Does a deleted disk is considered as a retired DBD? If so, that answers the question
no, it doesn't considered a retired DBD. Azure disks are virtual disks (literally, files) which may span one or multiple hardware disks. These disks may or may not be shared with other customers' data. When virtual disk is deleted, the physical disk is not necessary disposed, so your use case doesn't fall to retired DBD destruction policy. I think, this article gives a bit more hints: https://learn.microsoft.com/en-us/compliance/assurance/assurance-data-bearing-device-destruction, specifically:
Microsoft uses three categories of data sanitization for DBDs and assets containing data:
Clear: relates to the logical techniques that help to sanitize data in all user-addressable storage locations for protection against simple non-invasive data recovery techniques. These are techniques typically applied through the standard read and write commands to the storage device, such as by rewriting with a new value or using a menu option to reset the device to the factory state (where rewriting is not supported).
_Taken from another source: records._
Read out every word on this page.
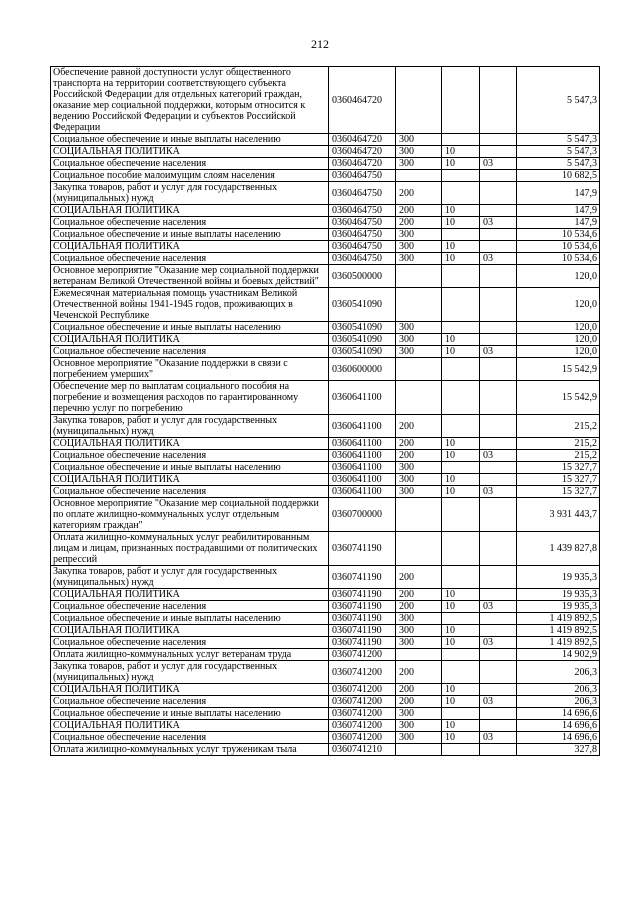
212
Обеспечение равной доступности услуг общественного транспорта на территории соответствующего субъекта Российской Федерации для отдельных категорий граждан, оказание мер социальной поддержки, которым относится к ведению Российской Федерации и субъектов Российской Федерации	0360464720				5 547,3
Социальное обеспечение и иные выплаты населению	0360464720	300			5 547,3
СОЦИАЛЬНАЯ ПОЛИТИКА	0360464720	300	10		5 547,3
Социальное обеспечение населения	0360464720	300	10	03	5 547,3
Социальное пособие малоимущим слоям населения	0360464750				10 682,5
Закупка товаров, работ и услуг для государственных (муниципальных) нужд	0360464750	200			147,9
СОЦИАЛЬНАЯ ПОЛИТИКА	0360464750	200	10		147,9
Социальное обеспечение населения	0360464750	200	10	03	147,9
Социальное обеспечение и иные выплаты населению	0360464750	300			10 534,6
СОЦИАЛЬНАЯ ПОЛИТИКА	0360464750	300	10		10 534,6
Социальное обеспечение населения	0360464750	300	10	03	10 534,6
Основное мероприятие "Оказание мер социальной поддержки ветеранам Великой Отечественной войны и боевых действий"	0360500000				120,0
Ежемесячная материальная помощь участникам Великой Отечественной войны 1941-1945 годов, проживающих в Чеченской Республике	0360541090				120,0
Социальное обеспечение и иные выплаты населению	0360541090	300			120,0
СОЦИАЛЬНАЯ ПОЛИТИКА	0360541090	300	10		120,0
Социальное обеспечение населения	0360541090	300	10	03	120,0
Основное мероприятие "Оказание поддержки в связи с погребением умерших"	0360600000				15 542,9
Обеспечение мер по выплатам социального пособия на погребение и возмещения расходов по гарантированному перечню услуг по погребению	0360641100				15 542,9
Закупка товаров, работ и услуг для государственных (муниципальных) нужд	0360641100	200			215,2
СОЦИАЛЬНАЯ ПОЛИТИКА	0360641100	200	10		215,2
Социальное обеспечение населения	0360641100	200	10	03	215,2
Социальное обеспечение и иные выплаты населению	0360641100	300			15 327,7
СОЦИАЛЬНАЯ ПОЛИТИКА	0360641100	300	10		15 327,7
Социальное обеспечение населения	0360641100	300	10	03	15 327,7
Основное мероприятие "Оказание мер социальной поддержки по оплате жилищно-коммунальных услуг отдельным категориям граждан"	0360700000				3 931 443,7
Оплата жилищно-коммунальных услуг реабилитированным лицам и лицам, признанных пострадавшими от политических репрессий	0360741190				1 439 827,8
Закупка товаров, работ и услуг для государственных (муниципальных) нужд	0360741190	200			19 935,3
СОЦИАЛЬНАЯ ПОЛИТИКА	0360741190	200	10		19 935,3
Социальное обеспечение населения	0360741190	200	10	03	19 935,3
Социальное обеспечение и иные выплаты населению	0360741190	300			1 419 892,5
СОЦИАЛЬНАЯ ПОЛИТИКА	0360741190	300	10		1 419 892,5
Социальное обеспечение населения	0360741190	300	10	03	1 419 892,5
Оплата жилищно-коммунальных услуг ветеранам труда	0360741200				14 902,9
Закупка товаров, работ и услуг для государственных (муниципальных) нужд	0360741200	200			206,3
СОЦИАЛЬНАЯ ПОЛИТИКА	0360741200	200	10		206,3
Социальное обеспечение населения	0360741200	200	10	03	206,3
Социальное обеспечение и иные выплаты населению	0360741200	300			14 696,6
СОЦИАЛЬНАЯ ПОЛИТИКА	0360741200	300	10		14 696,6
Социальное обеспечение населения	0360741200	300	10	03	14 696,6
Оплата жилищно-коммунальных услуг труженикам тыла	0360741210				327,8
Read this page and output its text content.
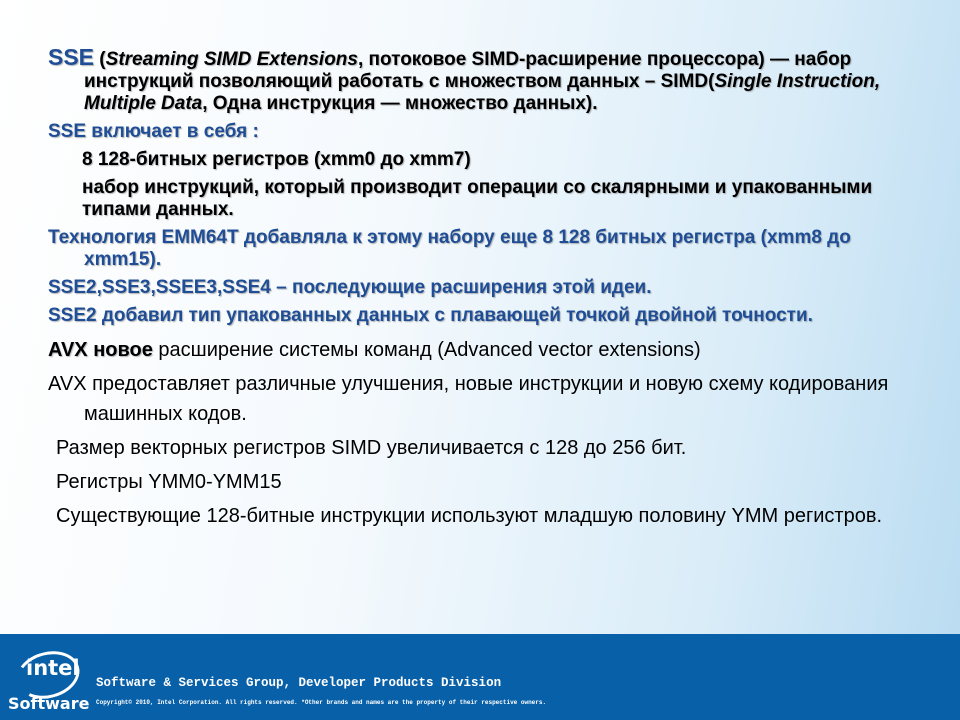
SSE (Streaming SIMD Extensions, потоковое SIMD-расширение процессора) — набор инструкций позволяющий работать с множеством данных – SIMD(Single Instruction, Multiple Data, Одна инструкция — множество данных).

SSE включает в себя :

8 128-битных регистров (xmm0 до xmm7)

набор инструкций, который производит операции со скалярными и упакованными типами данных.

Технология EMM64T добавляла к этому набору еще 8 128 битных регистра (xmm8 до xmm15).

SSE2,SSE3,SSEE3,SSE4 – последующие расширения этой идеи.

SSE2 добавил тип упакованных данных с плавающей точкой двойной точности.

AVX новое расширение системы команд (Advanced vector extensions)

AVX предоставляет различные улучшения, новые инструкции и новую схему кодирования машинных кодов.

Размер векторных регистров SIMD увеличивается с 128 до 256 бит.

Регистры YMM0-YMM15

Существующие 128-битные инструкции используют младшую половину YMM регистров.

intel
Software
Software & Services Group, Developer Products Division
Copyright© 2010, Intel Corporation. All rights reserved. *Other brands and names are the property of their respective owners.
I think, this is your use case. This means that once you delete the VM disk is deleted, a "Clear" process is executed to wipe the data space previously allocated to your VM disk only. Then, cleared space can be allocated to very different customer. The link to NIST document (see response from @Bhanu Ejjagiri ) describe "Clear" process in a bit more details.
Physical disc destruction/retirement is a separate process which relies on hardware metrics such as read/write cycles, MTTF (mean time to failure) and/or other internal policies which are not related to VM disk delete processes.